La Corte d’appello di Messina, ribaltando integralmente la sentenza di primo grado emessa a luglio 2024 dal Tribunale di Patti, ha assolto per insussistenza del fatto una mamma ed il suo compagno che erano stati condannati a 5 anni di reclusione per maltrattamenti aggravati ai danni del figlio Michael Bruno della donna, minorenne all’epoca dei fatti.

Un caso con un drammatico epilogo, che segnò la comunità , quella per cui rispondevano a giudizio gli imputati Stefania Mistretta (mamma di Michael) e Giuseppe Longo, accusati di aver posto in essere condotte vessatorie nei confronti del minore, infliggendogli gravi sofferenze morali e fisiche, malmenandolo, rimproverandolo ed umiliandolo anche per futili motivi.

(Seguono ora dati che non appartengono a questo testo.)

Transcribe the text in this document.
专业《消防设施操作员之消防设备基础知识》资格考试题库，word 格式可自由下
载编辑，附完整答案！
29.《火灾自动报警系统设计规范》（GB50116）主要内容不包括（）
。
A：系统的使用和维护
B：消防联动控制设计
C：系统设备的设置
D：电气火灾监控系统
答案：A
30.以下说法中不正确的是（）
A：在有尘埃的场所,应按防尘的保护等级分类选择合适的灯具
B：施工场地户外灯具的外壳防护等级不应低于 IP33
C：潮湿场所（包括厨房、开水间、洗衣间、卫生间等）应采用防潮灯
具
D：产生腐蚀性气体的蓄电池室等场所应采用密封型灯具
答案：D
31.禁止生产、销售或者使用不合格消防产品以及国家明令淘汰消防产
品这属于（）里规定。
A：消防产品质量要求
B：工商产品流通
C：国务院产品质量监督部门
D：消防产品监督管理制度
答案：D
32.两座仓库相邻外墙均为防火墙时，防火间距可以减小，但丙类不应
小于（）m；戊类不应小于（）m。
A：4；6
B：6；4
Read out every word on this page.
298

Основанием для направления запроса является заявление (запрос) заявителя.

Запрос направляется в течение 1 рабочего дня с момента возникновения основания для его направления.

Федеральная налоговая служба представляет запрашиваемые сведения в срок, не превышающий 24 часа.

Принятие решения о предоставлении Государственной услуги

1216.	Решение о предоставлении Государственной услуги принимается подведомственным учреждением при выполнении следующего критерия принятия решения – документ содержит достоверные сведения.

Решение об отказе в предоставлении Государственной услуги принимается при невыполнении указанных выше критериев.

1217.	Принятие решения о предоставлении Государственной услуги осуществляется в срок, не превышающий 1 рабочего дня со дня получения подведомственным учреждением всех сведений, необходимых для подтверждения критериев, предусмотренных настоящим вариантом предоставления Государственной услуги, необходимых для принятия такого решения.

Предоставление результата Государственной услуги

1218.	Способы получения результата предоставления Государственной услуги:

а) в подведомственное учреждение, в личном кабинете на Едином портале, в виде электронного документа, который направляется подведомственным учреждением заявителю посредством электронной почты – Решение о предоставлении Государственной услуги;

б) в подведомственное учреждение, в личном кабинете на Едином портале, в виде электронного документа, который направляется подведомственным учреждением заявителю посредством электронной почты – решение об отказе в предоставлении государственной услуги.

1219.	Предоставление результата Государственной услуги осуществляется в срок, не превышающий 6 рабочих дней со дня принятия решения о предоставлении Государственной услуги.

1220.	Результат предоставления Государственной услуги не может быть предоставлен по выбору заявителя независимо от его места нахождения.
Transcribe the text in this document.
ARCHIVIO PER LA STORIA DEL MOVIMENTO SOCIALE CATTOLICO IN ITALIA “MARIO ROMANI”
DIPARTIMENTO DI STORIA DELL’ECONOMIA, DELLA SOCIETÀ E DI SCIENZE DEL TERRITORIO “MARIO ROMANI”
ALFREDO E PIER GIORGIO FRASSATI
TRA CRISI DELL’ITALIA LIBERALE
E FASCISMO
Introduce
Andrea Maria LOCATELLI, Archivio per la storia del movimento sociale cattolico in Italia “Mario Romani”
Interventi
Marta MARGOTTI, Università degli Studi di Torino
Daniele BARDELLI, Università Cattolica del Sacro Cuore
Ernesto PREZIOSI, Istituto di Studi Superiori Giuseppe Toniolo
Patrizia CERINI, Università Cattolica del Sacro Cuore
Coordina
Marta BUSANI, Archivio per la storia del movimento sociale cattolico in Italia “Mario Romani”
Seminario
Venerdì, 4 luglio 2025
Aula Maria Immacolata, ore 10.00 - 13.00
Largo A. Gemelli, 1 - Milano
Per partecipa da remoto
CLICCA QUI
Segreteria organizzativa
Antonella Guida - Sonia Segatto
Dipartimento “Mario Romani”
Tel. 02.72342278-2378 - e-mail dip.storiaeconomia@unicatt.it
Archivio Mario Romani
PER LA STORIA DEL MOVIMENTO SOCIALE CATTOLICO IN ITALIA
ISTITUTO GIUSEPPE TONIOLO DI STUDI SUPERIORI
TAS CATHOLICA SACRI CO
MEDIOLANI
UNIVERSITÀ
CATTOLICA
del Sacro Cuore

Il sedicenne fu poi trovato morto a maggio del 2019 in un ex capannone nella periferia pattese, all’interno del quale si tolse la vita.
Alla madre e al patrigno veniva imputato «un completo stato di abbandono morale e di profonda frustrazione psichica, tanto da indurlo a compiere gesti autolesionistici fin dall’età preadolescenziale», con il minore che ripetutamente aveva abbandonato la propria abitazione, confidando ad alcuni amici i propri propositi suicidari. Ad aggravare il quadro, sostenne quindi l’accusa, presunte «inclinazioni esoteriche» della madre che avrebbero condizionato il sedicenne. Deduzione sin da subito portata avanti dai difensori degli imputati, avvocati Fabio Di Santo ed Eliana Raffa, che sostenendo l’estraneità dei propri assistiti ai gravi reati contestati hanno invece spiegato le cure e le attenzioni rivolte dalla coppia nei confronti del giovane che sarebbe invece rimasto vittima di ripetuti episodi di bullismo.
Il 23 luglio 2024 il collegio giudicante del Tribunale di Patti (presidente Ugo Scavuzzo, a latere Eleonora Vona e Giovanna Ceccon) aveva condannato entrambi gli imputati a 5 anni di reclusione. I giudici di primo grado andarono oltre le richieste del pm Roberta Ampolo che, al termine della sua requisitoria, aveva chiesto 4 anni di reclusione. I giudici avevano disposto anche a carico dei due imputati il risarcimento del danno da liquidarsi in separata sede al padre del ragazzo, Ferdinando Bruno, costituitosi parte civile. In appello la situazione si è completamente ribaltata e anche il procuratore generale Giuseppe Lombardo, come i legali della difesa, al termine della requisitoria, aveva chiesto l’assoluzione. La Corte d’Appello di Messina (presidente Bruno Sagone, a latere Orlando e Urbani), ha disposto l’assoluzione perché il fatto non sussiste, revocando anche quanto era stato disposto in sede civile.
Revocate quindi le deliberazioni civili già disposte dal collegio di primo grado per il risarcimento del danno in favore del padre del ragazzo.
Entro novanta giorni il deposito delle motivizioni che hanno portato alla decisione della Corte d’appello.